As mentioned above, certain PGD conditions can be tested for using aCGH, which does not require test development and so there is no delay in starting treatment.
Recently, a new technique called Karyomapping allows testing of any licensed single gene disorder without the need to develop a specific test for that disorder. Karyomapping uses next generation sequencing technology to establish a genetic fingerprint of each embryo and compare it to reference samples (provided by the parents and possibly other relatives depending on the condition).
There is no guarantee that embryos will be suitable for the biopsy procedure. If the biopsy does not take place, genetic testing cannot be performed.
As with any invasive procedure, there is a risk of damage to the embryo from the biopsy procedure. It is estimated that the risk of accidental damage due to biopsy is less than 1%.
The first births following embryo biopsy for PGD were in 1990.
The risk of a clinical misdiagnosis resulting in a baby with genetic abnormalities after PGS or PGD procedure is 1-2%. This could be as a result of mosaicism within an embryo (cells with a different chromosomal pattern). As such, should a pregnancy result, prenatal testing and/or diagnosis is advisable should your physician recommend it.

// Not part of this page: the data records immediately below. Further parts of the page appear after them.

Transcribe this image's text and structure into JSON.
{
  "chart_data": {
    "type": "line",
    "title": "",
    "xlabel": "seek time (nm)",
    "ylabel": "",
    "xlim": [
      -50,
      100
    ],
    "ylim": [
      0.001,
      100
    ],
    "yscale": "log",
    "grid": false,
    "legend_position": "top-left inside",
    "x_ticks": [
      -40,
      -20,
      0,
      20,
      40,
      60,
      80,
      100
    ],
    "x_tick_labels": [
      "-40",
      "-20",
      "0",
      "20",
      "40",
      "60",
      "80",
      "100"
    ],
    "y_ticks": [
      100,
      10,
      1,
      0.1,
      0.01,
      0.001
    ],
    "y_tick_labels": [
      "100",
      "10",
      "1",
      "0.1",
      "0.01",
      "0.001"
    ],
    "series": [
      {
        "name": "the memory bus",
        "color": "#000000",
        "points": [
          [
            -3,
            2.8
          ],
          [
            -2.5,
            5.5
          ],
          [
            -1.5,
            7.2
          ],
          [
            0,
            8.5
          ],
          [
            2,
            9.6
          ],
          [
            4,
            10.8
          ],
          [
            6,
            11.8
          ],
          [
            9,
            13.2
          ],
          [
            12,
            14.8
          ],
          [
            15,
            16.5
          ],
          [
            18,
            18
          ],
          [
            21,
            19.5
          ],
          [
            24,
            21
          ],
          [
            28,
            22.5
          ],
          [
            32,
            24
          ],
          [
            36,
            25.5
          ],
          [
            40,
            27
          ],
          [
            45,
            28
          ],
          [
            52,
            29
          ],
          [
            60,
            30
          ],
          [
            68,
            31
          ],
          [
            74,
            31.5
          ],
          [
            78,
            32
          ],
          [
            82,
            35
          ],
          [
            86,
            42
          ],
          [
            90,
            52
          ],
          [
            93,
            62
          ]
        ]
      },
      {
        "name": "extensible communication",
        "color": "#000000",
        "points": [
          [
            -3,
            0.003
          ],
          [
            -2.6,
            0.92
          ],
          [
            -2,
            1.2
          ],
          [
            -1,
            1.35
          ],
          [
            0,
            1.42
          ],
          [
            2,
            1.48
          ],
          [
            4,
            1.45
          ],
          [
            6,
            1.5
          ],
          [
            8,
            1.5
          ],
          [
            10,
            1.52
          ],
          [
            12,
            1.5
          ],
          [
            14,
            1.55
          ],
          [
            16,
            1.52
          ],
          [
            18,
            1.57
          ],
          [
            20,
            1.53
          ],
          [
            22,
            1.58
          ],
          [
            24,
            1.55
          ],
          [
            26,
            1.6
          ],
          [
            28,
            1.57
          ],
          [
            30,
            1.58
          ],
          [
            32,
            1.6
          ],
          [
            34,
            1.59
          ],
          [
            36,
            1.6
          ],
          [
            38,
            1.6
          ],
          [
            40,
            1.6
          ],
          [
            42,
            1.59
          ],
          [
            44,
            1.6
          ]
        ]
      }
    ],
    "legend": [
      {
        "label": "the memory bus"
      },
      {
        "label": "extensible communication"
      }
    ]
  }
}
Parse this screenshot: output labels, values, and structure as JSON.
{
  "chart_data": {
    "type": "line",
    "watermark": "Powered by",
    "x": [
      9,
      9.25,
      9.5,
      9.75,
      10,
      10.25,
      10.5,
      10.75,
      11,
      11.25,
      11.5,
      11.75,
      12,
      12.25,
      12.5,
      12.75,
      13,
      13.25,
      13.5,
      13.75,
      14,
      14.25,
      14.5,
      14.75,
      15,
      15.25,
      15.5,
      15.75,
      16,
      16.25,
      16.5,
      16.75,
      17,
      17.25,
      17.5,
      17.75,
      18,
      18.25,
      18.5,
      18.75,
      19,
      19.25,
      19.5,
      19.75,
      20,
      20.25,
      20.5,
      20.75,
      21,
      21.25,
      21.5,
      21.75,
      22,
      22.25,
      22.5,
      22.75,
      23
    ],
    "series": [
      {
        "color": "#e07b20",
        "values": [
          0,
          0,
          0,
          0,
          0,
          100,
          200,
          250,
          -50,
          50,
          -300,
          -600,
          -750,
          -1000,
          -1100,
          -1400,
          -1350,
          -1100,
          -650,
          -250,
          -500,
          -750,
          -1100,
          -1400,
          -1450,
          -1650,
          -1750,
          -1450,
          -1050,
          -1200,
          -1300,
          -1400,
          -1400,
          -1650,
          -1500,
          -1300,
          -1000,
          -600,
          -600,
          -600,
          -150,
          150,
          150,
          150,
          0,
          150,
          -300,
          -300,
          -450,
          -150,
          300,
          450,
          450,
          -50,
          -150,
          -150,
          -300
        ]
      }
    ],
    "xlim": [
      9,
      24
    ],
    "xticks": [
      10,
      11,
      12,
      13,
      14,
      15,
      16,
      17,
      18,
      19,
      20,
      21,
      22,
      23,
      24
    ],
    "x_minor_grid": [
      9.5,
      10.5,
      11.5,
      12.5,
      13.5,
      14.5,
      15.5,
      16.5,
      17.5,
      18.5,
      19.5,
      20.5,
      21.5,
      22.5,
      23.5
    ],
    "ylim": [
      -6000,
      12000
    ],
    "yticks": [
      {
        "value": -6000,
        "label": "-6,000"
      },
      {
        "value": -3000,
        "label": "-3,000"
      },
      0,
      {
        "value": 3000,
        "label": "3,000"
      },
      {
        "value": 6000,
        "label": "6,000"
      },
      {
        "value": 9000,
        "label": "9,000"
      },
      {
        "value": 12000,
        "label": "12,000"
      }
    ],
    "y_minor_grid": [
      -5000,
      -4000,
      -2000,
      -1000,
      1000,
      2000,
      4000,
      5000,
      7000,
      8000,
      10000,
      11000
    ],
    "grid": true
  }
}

Genetic testing may reveal that all of the embryos are genetically abnormal, in which case there will be no embryo suitable for transfer into the uterus. The risk of this occurring is influenced by a variety of factors, the most important of which are family history (for PGD), maternal age and the number of eggs retrieved.
A small number of embryos may have no diagnosis due to poor DNA quality (often found in damaged or dying cells). Embryos without a result can still be transferred, but the benefits of genetic testing will not apply in such cases.